White extremists kill more police, but FBI focuses on black groups
WASHINGTON — White supremacist and other far-right extremist groups have killed 51 police officers since 1990, according to a report published by the Anti-Defamation League last week. Left-wing extremist groups, including black nationalists, killed 11 during the same period.
In 2017 alone, black nationalists and other leftists killed no police, while white supremacists and anti-government extremists fatally attacked a police officer and two corrections officers, the report said.
But while the FBI tracks so-called “black identity extremists” as domestic terror threats — as a report from the bureau completed in August and leaked in October revealed — it doesn’t have an equivalent designation for white extremists.
Experts worry that the broad labeling of black groups, and not white ones, is an indication that federal law enforcement’s targeting of certain groups is based less on evidence than on politics.
That targeting can significantly affect how law enforcement chooses to police protests or events organized by specific groups. Many worry the report on black identity extremists specifically could be used to home in on members of Black Lives Matter — possibly infringing on their right to speak freely and protest peacefully.
The Congressional Black Caucus asked FBI Director Christopher Wray in a private meeting in November, as well as during public testimony in December, to rescind the report. Wray did not commit to doing so, and FBI spokesman Andrew Ames said Tuesday there was “no update” since then.
The FBI counterterrrorism report, titled “Black Identity Extremists Likely Motivated to Target Law Enforcement Officers,” defines black identity extremists as people who seek to commit acts of violence motivated by “perceived racism and injustice in American society.” The report said the increase in violence against law enforcement “likely” began after the August 2014 shooting of Michael Brown in Ferguson, Mo., and subsequent grand jury decision not to indict the police officers involved.
It lists six attacks since 2014, including Micah Johnson, the Dallas shooter who killed five police officers in July 2016, and Gavin Eugene Long, the Baton Rouge, La., shooter who killed three officers 10 days later, as examples of black identity extremists.
“This document essentially says we don’t care about your ideology, we care about your black identity,” said Michael German, a former FBI agent who worked in the counterterrorism division. “It’s an enormous classification that could encompass any violence by a black person.”
Nusrat Choudhury, senior staff attorney for the American Civil Liberties Union Racial Justice Program, referred to the term black identity extremist as a “manufactured threat.”
The six attacks named in the report span 2014 to 2016 and resulted in eight deaths to police officers and several injuries. The last time black nationalist groups fatally assaulted police officers before 2016 was in the 1970s, according to German.

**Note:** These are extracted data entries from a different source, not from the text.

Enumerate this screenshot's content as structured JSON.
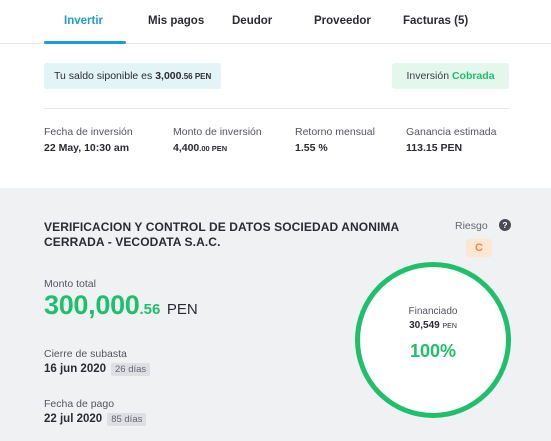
{
  "tabs": [
    {
      "label": "Invertir",
      "active": true
    },
    {
      "label": "Mis pagos"
    },
    {
      "label": "Deudor"
    },
    {
      "label": "Proveedor"
    },
    {
      "label": "Facturas (5)"
    }
  ],
  "saldo": {
    "prefix": "Tu saldo siponible es",
    "amount_int": "3,000",
    "amount_dec": ".56 PEN"
  },
  "inversion": {
    "label": "Inversión",
    "status": "Cobrada"
  },
  "stats": [
    {
      "label": "Fecha de inversión",
      "value": "22 May, 10:30 am",
      "suffix": ""
    },
    {
      "label": "Monto de inversión",
      "value": "4,400",
      "suffix": ".00 PEN"
    },
    {
      "label": "Retorno mensual",
      "value": "1.55 %",
      "suffix": ""
    },
    {
      "label": "Ganancia estimada",
      "value": "113.15 PEN",
      "suffix": ""
    }
  ],
  "company": {
    "name": "VERIFICACION Y CONTROL DE DATOS SOCIEDAD ANONIMA CERRADA - VECODATA S.A.C.",
    "risk_label": "Riesgo",
    "risk_value": "C",
    "help_icon": "question-icon"
  },
  "monto_total": {
    "label": "Monto total",
    "int": "300,000",
    "dec": ".56",
    "currency": "PEN"
  },
  "cierre": {
    "label": "Cierre de subasta",
    "date": "16 jun 2020",
    "days": "26 días"
  },
  "pago": {
    "label": "Fecha de pago",
    "date": "22 jul 2020",
    "days": "85 días"
  },
  "financiado": {
    "label": "Financiado",
    "amount": "30,549",
    "currency": "PEN",
    "percent_text": "100%",
    "percent": 100
  },
  "colors": {
    "accent": "#1e9bd7",
    "green": "#1fbf6b",
    "risk_orange": "#f08a38",
    "card_bg": "#f0f1f3"
  }
}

Between 2011 and 2017, there were 11 officers killed by right-wing extremist groups compared to those eight officers killed by left-wing groups, according to ADL. That’s a much narrower gap than in the previous two decades: From 2001-2010, right-wing extremists killed 24 officers while those on the left killed two, and from 1991-2000 the figures were 16 and one, respectively.
Joshua Freilich, co-creator of the Department of Homeland Security-funded U.S. Extremist Crime Database, had similar findings on far-right extremists: 45 police officers have been killed by far-right extremists since 1990, with four additional killings still under review.